Karkade (Hibiscus sabdariffa L.), ebegümecigiller (Malvaceae ) ailesinden, Afrika’nın tropik ve ılıman bölgelerine özgü, bir yıllık otsu çalıdır. Bitkinin iki varyetesi mevcuttur.
"Hibiscus sabdariffa L. var. altissima Wester"
"Hibiscus sabdariffa L. var. sabdariffa"
"Altissima" varyetesi, dallanma göstermez. Ekonomik önemi olan bitkidir; Hindistan, Doğu Hint Adaları, Nijerya, Güney Amerika’da lifleri için yetiştirilir.
"Sabdariffa" varyetesi, kırmızı çanak yaprakları (kaliksleri) nedeniyle; karkade (afrika bamyası çiçeği) adıyla gıda, bitkisel çay ve vücut bakımı sektörlerinde kullanılır.
Karkade (Hibiscus sp.) cinsinin, dünyada tek yıllık ve çok yıllık olmak üzere, otsu, çalımsı, ağaçsı 300’ü aşkın türü kayıtlıdır. Bunlar arasında, en yaygın bilinen türler şunlardır:
Bamya (Hibiscus esculentus L.) (Sin.
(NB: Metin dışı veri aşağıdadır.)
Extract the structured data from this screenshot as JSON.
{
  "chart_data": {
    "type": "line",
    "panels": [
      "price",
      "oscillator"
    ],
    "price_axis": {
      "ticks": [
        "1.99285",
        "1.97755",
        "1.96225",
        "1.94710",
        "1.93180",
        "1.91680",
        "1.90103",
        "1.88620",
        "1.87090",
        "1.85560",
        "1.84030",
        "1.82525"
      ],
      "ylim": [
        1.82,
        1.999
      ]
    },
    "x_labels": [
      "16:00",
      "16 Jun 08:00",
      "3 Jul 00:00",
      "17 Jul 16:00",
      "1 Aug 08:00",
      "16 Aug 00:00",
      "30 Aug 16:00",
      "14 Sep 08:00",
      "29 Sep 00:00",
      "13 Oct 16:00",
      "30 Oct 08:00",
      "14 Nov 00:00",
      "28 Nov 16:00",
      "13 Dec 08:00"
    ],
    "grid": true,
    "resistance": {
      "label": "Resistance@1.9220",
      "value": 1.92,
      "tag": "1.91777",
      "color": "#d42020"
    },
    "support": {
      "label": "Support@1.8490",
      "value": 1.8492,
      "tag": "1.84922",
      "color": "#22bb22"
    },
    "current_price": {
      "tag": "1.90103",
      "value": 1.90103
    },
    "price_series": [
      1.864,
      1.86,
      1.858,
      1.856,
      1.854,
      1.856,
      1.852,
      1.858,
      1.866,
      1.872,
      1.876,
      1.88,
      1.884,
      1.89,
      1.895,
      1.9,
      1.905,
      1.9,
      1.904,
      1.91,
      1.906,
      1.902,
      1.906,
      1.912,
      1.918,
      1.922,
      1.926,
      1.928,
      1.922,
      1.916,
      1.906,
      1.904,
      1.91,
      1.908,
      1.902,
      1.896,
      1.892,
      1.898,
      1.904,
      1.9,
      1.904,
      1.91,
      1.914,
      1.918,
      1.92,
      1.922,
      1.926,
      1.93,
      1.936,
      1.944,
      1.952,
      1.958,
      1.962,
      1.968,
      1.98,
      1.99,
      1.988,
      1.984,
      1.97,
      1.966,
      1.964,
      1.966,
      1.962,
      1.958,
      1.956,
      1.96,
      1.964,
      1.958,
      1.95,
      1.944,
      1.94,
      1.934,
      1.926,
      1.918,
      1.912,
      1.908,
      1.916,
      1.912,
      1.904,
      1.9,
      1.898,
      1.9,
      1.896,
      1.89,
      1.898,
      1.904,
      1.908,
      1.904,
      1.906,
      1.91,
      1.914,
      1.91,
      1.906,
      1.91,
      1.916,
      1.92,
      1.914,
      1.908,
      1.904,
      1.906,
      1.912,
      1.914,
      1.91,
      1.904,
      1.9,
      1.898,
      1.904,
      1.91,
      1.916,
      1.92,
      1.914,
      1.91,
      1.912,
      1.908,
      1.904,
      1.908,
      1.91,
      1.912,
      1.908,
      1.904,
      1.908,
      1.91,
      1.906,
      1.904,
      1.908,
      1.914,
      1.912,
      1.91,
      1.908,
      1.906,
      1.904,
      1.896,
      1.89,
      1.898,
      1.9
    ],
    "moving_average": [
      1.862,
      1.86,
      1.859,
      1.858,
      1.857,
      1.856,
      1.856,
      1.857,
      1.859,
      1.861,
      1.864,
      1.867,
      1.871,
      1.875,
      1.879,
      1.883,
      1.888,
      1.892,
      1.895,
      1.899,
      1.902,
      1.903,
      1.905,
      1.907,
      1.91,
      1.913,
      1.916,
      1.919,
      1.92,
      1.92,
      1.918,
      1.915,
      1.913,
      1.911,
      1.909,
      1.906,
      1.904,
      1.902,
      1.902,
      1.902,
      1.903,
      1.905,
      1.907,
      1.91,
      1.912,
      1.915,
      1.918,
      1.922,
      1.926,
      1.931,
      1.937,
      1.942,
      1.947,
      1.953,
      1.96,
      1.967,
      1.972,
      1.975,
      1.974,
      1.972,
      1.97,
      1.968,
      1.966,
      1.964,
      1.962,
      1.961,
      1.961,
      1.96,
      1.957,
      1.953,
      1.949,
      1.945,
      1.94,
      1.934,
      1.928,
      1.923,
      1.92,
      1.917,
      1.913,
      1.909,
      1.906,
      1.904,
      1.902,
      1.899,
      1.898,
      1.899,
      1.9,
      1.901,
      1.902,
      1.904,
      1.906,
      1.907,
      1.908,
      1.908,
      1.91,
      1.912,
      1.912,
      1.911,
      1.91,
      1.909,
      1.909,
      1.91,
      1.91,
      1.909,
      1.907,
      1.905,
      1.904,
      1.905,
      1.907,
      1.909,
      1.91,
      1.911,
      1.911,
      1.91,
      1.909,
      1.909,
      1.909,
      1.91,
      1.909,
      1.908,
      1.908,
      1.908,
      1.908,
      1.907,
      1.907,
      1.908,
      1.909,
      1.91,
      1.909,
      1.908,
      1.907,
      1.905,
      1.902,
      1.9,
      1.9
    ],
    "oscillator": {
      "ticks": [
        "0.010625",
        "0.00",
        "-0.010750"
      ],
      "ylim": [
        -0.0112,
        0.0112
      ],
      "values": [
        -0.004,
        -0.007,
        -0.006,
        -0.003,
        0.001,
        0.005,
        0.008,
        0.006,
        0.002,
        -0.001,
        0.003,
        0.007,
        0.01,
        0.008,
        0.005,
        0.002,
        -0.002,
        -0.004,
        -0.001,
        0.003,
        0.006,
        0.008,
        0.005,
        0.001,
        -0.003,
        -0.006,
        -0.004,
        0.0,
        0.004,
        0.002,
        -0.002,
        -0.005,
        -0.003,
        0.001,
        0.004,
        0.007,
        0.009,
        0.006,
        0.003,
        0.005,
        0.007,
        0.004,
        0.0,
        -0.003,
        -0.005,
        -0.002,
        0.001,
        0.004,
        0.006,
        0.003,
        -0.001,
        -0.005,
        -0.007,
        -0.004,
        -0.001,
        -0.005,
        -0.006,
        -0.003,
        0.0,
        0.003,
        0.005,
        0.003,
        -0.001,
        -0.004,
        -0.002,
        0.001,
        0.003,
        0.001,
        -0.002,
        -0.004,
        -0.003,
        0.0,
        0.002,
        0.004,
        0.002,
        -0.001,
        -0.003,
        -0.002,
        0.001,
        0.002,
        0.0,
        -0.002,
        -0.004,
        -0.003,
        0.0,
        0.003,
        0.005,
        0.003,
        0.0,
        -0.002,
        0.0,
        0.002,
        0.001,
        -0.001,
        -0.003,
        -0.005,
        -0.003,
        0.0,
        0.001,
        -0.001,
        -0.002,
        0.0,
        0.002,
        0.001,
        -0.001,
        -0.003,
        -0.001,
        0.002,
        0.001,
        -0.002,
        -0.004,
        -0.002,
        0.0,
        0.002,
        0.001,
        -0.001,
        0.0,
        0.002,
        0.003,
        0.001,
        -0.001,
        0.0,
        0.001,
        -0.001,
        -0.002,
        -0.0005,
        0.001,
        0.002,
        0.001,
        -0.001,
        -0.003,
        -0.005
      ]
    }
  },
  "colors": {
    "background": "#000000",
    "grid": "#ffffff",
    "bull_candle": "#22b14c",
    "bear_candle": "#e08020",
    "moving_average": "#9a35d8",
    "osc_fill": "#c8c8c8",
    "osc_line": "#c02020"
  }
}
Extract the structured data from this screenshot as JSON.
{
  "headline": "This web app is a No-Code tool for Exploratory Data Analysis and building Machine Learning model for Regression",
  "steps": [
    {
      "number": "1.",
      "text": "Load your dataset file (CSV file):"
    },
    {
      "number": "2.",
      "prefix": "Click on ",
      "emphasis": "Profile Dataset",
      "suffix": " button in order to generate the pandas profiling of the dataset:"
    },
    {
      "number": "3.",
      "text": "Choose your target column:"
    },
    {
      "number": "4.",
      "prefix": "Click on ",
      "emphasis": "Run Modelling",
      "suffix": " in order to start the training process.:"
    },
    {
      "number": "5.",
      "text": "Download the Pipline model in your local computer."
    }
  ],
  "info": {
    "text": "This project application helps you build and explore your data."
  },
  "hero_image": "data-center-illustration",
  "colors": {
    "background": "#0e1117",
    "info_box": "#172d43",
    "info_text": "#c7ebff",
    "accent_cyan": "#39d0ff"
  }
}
Abelmoschus esculentus [L.] Moench)
Çin gülü/Japon gülü (Hibiscus rosa-chinensis L.) Ağaç hatmi (Hibiscus syriacus L.)

Karkade çanak yaprakları, Avrupa Farmakopesi'nde, "Roselle (Hibisci sabdariffae flos)" adıyla kayıtlıdır. Diğer isimleri şunlardır: "Sorrel", "Jamaican sorrel", "Indian sorrel", "Queensland jelly plant", "Florida cranberry", "Jelly okra", "Oseille de Guinée", "Flor de Jamaica". Çanak yaprakların gövde ve yaprakları, organik asitlerce zengindir; tadı, turnagagası/turna yemişi - "Cranberry" (Vaccinium macrocarpon Aiton, Ericaceae) bitkisinin tadına benzer.
Karkade’nin 100’ü aşkın kultivarı ve tohum varyetesi bulunmaktadır. Ticari varyeteleri Çin, Tayland, Meksika ve Afrika’da, özellikle Sudan, Senegal, Mali’de yetiştirilmektedir.

Karkade yaprakları ve gevrek gövdeleri; salatalara, soslara, çorbalara katılır, çiğ yenir veya pişirilir. Afrika halk tıbbında, 'emollient' ve 'antimikrobik' özelliklerinden dolayı, haricen kullanılır. Hindistan’da, ısıtılmış yaprakları harici yara ve apseleri iyileştirmek amacıyla cilt üstüne uygulanır. Yapraklardan hazırlanan losyon, cilt yaralarına tatbik edilir. Yapraklardan ayrıca, hayvan yemi ve lif olarak da yararlanılır.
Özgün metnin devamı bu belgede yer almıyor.